Ces mesures ne garantissent pas l’absence totale de risque, mais elles constituent des éléments probants en cas de contrôle. L’essentiel est d’éviter toute apparence de gestion commune des recettes et des décisions économiques permanentes.
Rédiger un contrat adapté : éléments essentiels
Un contrat simple mais précis protège chaque partie. Il doit comporter au minimum : l’objet de la collaboration, la répartition des tâches, les modalités de facturation et de paiement, la durée, les clauses de responsabilité et d’assurance, ainsi que les conditions de résiliation. Précisez aussi la propriété intellectuelle et le traitement des données si nécessaire.
Formulez explicitement que chaque intervenant reste indépendant fiscalement et socialement et qu’il facture ses prestations en son nom propre. Joindre des annexes techniques décrivant les livrables et la répartition du travail renforcera la preuve d’autonomie.
Alternatives juridiques si vous voulez aller plus loin
Si la collaboration est durable ou si vous souhaitez mutualiser des moyens (local, outils, commercialisation), envisagez une structure collective :
- Contrat de partenariat simple : bonne option pour des missions ponctuelles ou un projet limité dans le temps.
- Groupement d’intérêt économique (GIE) : permet de partager des moyens sans créer une société commerciale. Formalités et statuts à rédiger, responsabilité variable selon les clauses.

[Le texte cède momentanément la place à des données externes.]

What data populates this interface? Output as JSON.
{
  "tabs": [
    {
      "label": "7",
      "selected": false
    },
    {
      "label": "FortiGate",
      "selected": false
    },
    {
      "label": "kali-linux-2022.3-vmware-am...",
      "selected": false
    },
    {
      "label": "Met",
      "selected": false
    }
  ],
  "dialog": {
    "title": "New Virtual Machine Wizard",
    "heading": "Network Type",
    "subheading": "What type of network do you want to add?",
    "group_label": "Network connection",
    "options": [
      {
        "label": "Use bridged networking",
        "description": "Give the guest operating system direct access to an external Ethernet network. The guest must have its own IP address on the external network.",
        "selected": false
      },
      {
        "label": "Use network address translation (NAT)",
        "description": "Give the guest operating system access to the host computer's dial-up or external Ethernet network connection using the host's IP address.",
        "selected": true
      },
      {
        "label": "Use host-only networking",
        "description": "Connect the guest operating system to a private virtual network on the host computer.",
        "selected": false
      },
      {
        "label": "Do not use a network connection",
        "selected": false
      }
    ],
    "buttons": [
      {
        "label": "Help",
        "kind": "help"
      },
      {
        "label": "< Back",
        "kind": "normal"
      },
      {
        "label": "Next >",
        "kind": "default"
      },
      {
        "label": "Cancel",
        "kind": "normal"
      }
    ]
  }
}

- SARL ou SAS : création d’une société avec personnalité morale, responsabilité limitée aux apports, cadre adapté pour un projet commun structuré ou une montée en charge. Formalités, comptabilité et protection sociale différents.
- SEP (selon profession) : pour certaines professions réglementées, des formes associatives ou professionnelles spécifiques peuvent s’appliquer.
| Option | Formalités | Responsabilité | Adapté si |
|---|---|---|---|
| Contrat de partenariat | Simple écrit | Responsabilité individuelle | Collaboration ponctuelle sans mutualisation forte |
| GIE | Statuts et immatriculation | Responsabilité variable | Mutualiser moyens sans créer une société commerciale |
| SARL / SAS | Création, capital, comptabilité | Responsabilité limitée aux apports | Projet commun structuré et croissance prévue |
Risques fiscaux et sociaux : comment les anticiper
Le risque majeur est la requalification en société de fait entraînant redressements URSSAF et fiscaux. Pour le limiter, formalisez la collaboration, conservez toutes les preuves d’indépendance et, si vous doutez de la frontière à ne pas franchir, demandez un avis d’expert‑comptable ou d’avocat. En cas de doute sur la TVA ou les plafonds, contactez l’administration (URSSAF, service des impôts) avant d’agir.
Pour deux auto‑entrepreneurs souhaitant collaborer sans perdre leur statut : priorisez la séparation des factures et des outils, rédigez un contrat clair et gardez une organisation distincte. Si vous pensez mutualiser durablement ou prendre des risques financiers, créez une structure adaptée (GIE, SARL, SAS) pour sécuriser la relation. Enfin, faites valider vos documents par un professionnel si le projet prend de l’ampleur.